Dün akşam takım Q7’yi de Oğuzhan’ı da Atiba’yı da çok aradı. Evet, alternatif oyuncularda üst düzey fakat oyun ritmini sağlayamayınca bu üçlüyü aramamak elde değil. En önemli eksik ise Şenol Hoca’ydı. Saha kenarında olmaması takımın motivasyonunu olumsuz yönde etkilemişti. Maç başında verilen taktik, oyun esnasında duruma göre değişmeyince sıkıntılı anlar yaşamak kaçınılmaz oldu. Burada birkaç eleştiri de Şenol Hoca’ya yapmak lazım. Hocam Fener maçında oyundan atılman ve ceza alarak Trabzon maçında saha kenarında olmaman en büyük avantajı sundu rakibe. Memleket sevdasından mıdır bilinmez ama Şükrü Saraçoğlu’nda Bordo Mavi takım elbisenle ve ya her ne kadar haklı olsan da gösterdiğin tepkiyle değil de verdiğin taktik ve maçı çevirmenle gündeme gelseydin. Hadi bunlar oldu dünkü durumun açıklaması yok hocam. Maç 1-1 iken 58.dakikada mücadele eden Negredo’yu oyundan alıp yerine Cenk’i sürüyorsun. Tek forvetken tek forvet devam ediyorsun yani maç 1-1. Tam o sıra kısmettir ki Lens müthiş bir vuruşla topu ağlarla buluşturup skoru 2-1 e getiriyor. Peki ya sonrası, 80.dakikada acemice golü yedikten sonra 8 dakika daha bekleyip sezon öncesi “lütfen alın” diye kapı kapı dolaştırıp 3.forvet eksiğini gidersin diye tutulan Mustafa Pektemek’i oyuna sokmak ve kurtarıcı olmasını beklemek ile neyi hedefledik. Burada iki net sorum olacak;


1. Maç 1-1 iken neden çift forvete dönmedik. Madem oyuna Cenk’i alma ısrarın vardı, yorgun ve bitik Talisca ile Cenk’i değiştirebilirdin.

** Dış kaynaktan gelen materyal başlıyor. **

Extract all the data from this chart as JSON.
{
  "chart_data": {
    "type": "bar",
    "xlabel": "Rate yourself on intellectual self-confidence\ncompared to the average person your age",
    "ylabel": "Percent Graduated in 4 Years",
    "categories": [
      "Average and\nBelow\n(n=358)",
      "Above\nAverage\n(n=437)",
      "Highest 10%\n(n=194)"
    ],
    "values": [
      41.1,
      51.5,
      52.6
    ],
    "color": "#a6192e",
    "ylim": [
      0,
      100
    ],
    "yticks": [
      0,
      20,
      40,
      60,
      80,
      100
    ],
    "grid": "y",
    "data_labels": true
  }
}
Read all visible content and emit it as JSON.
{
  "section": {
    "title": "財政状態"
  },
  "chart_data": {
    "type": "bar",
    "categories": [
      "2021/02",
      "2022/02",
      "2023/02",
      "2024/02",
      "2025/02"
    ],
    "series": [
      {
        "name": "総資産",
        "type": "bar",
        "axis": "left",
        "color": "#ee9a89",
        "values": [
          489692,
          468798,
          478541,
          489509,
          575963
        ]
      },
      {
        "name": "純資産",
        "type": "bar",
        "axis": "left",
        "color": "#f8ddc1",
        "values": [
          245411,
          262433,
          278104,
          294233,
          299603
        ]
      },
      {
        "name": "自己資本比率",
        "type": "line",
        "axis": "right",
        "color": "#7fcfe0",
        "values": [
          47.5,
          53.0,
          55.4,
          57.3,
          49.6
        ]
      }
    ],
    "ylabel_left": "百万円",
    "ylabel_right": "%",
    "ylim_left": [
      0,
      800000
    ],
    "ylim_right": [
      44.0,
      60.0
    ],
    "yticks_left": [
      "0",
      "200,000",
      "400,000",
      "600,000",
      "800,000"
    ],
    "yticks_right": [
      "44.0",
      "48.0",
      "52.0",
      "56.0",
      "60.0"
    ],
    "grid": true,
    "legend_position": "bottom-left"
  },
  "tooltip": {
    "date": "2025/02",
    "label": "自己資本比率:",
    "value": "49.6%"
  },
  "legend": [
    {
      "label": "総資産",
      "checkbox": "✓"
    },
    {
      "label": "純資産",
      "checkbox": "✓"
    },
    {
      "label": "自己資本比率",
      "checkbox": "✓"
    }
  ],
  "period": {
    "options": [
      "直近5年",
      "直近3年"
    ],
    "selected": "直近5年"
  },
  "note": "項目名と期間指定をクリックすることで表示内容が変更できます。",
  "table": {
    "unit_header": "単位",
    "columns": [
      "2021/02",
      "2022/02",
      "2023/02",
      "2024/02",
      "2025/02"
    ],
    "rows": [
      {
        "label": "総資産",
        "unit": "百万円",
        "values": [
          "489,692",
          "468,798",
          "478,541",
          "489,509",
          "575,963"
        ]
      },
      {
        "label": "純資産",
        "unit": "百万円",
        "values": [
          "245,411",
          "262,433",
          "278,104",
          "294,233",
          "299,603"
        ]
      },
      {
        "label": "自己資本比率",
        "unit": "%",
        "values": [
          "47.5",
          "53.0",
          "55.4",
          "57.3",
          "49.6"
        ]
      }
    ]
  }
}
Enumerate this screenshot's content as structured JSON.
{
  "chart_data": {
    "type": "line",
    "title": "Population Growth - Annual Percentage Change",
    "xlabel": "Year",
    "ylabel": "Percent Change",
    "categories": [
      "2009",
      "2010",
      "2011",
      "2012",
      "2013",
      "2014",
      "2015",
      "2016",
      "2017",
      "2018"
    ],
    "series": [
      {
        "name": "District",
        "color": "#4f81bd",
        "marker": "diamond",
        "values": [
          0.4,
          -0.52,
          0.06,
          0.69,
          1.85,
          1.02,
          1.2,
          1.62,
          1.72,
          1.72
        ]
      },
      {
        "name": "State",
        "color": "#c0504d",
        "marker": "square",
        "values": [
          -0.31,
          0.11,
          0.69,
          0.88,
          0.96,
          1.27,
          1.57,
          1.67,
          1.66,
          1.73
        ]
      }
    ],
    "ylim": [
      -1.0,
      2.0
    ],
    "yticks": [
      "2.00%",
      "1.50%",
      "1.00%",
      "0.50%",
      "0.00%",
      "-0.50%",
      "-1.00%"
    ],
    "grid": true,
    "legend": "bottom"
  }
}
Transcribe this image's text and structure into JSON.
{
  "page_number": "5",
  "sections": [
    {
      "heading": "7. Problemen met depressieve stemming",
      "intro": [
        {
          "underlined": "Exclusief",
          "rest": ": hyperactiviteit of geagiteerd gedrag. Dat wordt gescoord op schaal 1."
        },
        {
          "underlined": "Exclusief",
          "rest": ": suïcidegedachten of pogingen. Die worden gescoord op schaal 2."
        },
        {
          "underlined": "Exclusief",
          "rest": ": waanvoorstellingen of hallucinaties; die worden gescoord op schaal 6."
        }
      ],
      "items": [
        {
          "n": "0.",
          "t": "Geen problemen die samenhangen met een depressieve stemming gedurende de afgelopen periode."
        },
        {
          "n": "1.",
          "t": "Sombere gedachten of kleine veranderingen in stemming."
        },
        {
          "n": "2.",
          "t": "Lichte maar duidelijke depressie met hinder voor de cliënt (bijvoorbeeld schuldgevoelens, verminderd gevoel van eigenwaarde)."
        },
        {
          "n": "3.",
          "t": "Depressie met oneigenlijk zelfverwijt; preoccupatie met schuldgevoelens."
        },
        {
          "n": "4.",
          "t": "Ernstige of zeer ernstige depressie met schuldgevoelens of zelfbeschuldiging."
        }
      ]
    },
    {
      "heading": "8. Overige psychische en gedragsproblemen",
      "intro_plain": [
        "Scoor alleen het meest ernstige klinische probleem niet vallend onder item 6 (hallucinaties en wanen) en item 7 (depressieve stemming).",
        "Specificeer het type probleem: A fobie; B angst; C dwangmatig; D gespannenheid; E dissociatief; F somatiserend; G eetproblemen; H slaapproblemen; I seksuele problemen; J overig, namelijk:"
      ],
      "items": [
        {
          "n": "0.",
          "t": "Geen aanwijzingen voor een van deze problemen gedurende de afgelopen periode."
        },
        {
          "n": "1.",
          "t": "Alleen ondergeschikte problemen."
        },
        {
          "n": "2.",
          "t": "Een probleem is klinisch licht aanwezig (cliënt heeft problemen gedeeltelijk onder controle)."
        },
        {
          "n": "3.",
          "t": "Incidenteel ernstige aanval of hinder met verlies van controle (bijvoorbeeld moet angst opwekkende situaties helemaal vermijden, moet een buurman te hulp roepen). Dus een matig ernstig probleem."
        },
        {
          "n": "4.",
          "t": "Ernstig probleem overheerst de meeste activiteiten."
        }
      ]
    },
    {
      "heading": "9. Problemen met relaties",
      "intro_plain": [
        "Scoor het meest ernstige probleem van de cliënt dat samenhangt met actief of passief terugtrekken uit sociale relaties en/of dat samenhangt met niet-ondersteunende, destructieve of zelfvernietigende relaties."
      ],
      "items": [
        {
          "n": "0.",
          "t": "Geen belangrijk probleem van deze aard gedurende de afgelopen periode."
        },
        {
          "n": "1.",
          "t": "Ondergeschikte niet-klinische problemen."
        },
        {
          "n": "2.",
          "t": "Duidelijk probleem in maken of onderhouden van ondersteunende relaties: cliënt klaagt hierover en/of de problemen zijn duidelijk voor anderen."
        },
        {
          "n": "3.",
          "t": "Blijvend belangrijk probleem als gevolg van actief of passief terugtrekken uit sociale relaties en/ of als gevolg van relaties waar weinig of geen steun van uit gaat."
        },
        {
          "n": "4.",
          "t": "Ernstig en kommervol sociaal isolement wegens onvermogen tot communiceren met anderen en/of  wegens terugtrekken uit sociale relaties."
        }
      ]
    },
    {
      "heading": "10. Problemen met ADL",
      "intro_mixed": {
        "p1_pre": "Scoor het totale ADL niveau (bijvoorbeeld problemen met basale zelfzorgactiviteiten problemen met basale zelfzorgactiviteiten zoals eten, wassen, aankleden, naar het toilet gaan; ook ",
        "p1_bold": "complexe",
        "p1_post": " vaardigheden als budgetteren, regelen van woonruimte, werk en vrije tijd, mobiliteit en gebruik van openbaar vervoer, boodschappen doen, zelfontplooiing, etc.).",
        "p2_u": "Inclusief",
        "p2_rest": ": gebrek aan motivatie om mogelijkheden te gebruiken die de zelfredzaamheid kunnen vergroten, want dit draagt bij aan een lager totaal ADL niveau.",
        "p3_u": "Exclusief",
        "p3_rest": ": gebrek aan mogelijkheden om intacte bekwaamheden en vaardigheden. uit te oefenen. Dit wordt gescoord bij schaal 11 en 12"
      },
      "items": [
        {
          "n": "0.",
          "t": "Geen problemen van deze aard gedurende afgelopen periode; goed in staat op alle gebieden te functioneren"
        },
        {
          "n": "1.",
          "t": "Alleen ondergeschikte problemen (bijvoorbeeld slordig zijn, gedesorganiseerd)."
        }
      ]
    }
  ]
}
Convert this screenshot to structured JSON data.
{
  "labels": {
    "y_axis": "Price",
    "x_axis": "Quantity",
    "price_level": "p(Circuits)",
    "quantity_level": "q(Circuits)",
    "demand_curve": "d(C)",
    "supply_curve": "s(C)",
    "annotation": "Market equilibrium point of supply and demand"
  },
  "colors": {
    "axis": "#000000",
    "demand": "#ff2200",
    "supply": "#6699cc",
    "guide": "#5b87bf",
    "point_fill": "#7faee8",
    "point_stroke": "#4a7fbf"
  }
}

2. Maç 2-2 olunca çift forvete dönmeye karar verdin ama neden 90.dakikada? Mustafa Pektemek mi kurtarıcı? Eğer öyleyse neden bu adamı satmaya çalıştık.

Aslında bu soruların cevapları çok net; Bunlar maç başında kafada oynanmış oyuna göre planlanmış taktikler ve değişiklikler. Yardımcın da bunları uyguladı. Sen saha kenarında olmayınca ekstra reaksiyonlar gösteremedik. Maçtan sonra renkli basının uçan tekmeler abartmasıyla gündeme gelen Talisca, Caner sürtüşmesine müdahale edip büyüklüğünü göstermişsin. Aman Hocam bu takımın sana, bizim de bu takıma çok ihtiyacımız var. Su içerken bile takımın başına bir şey gelmesin diye düşün lütfen. Çünkü seninle yaşayacağımız nice zaferler olacak.


Elde ettiğimiz başarılar şu anda bile birçoğunu rahatsız ederken düşmanlıkları yüzlerine vurmakta. Aykut Kocaman’ın mesnetsiz ve manasız açıklamaları Beşiktaş’ı çatır çatır yendik demeleri,yönetici sıfatıyla bazı kişilerin belden aşağı konuşmaları bir de bunların medya maymunları işin cabası. Beşiktaş iyisine de kötüsüne de Memleket meselesi haline gelmiş. Demek ki Beşiktaş’ı çatır çatır yenememişsin Aykut Hoca. Yenseydin çıkar Akhisar’ı da yenerdin. Alıntı yaptın ya Şenol Hocadan, Beşiktaş çok iyi oynuyorsa haftaya ki maçını kazanır diye. Biz çok ta iyi oynamadık ama kaybetmedik madem sen çatır çatır oynadın niye kazanamadın. Çünkü en büyük eksiği Palabıyık ‘ı hesaba katmadın Akhisar maçında. Dün akşam şöyle bir baktım da spor programlarına hala Beşiktaş üzerinden prim yapmaya çalışanlar, düşmanlık edenler aynı tas aynı hamam. Siz birilerine yaranmaktan geri durmazken biz motorları maviliklere sürmeye devam edeceğiz.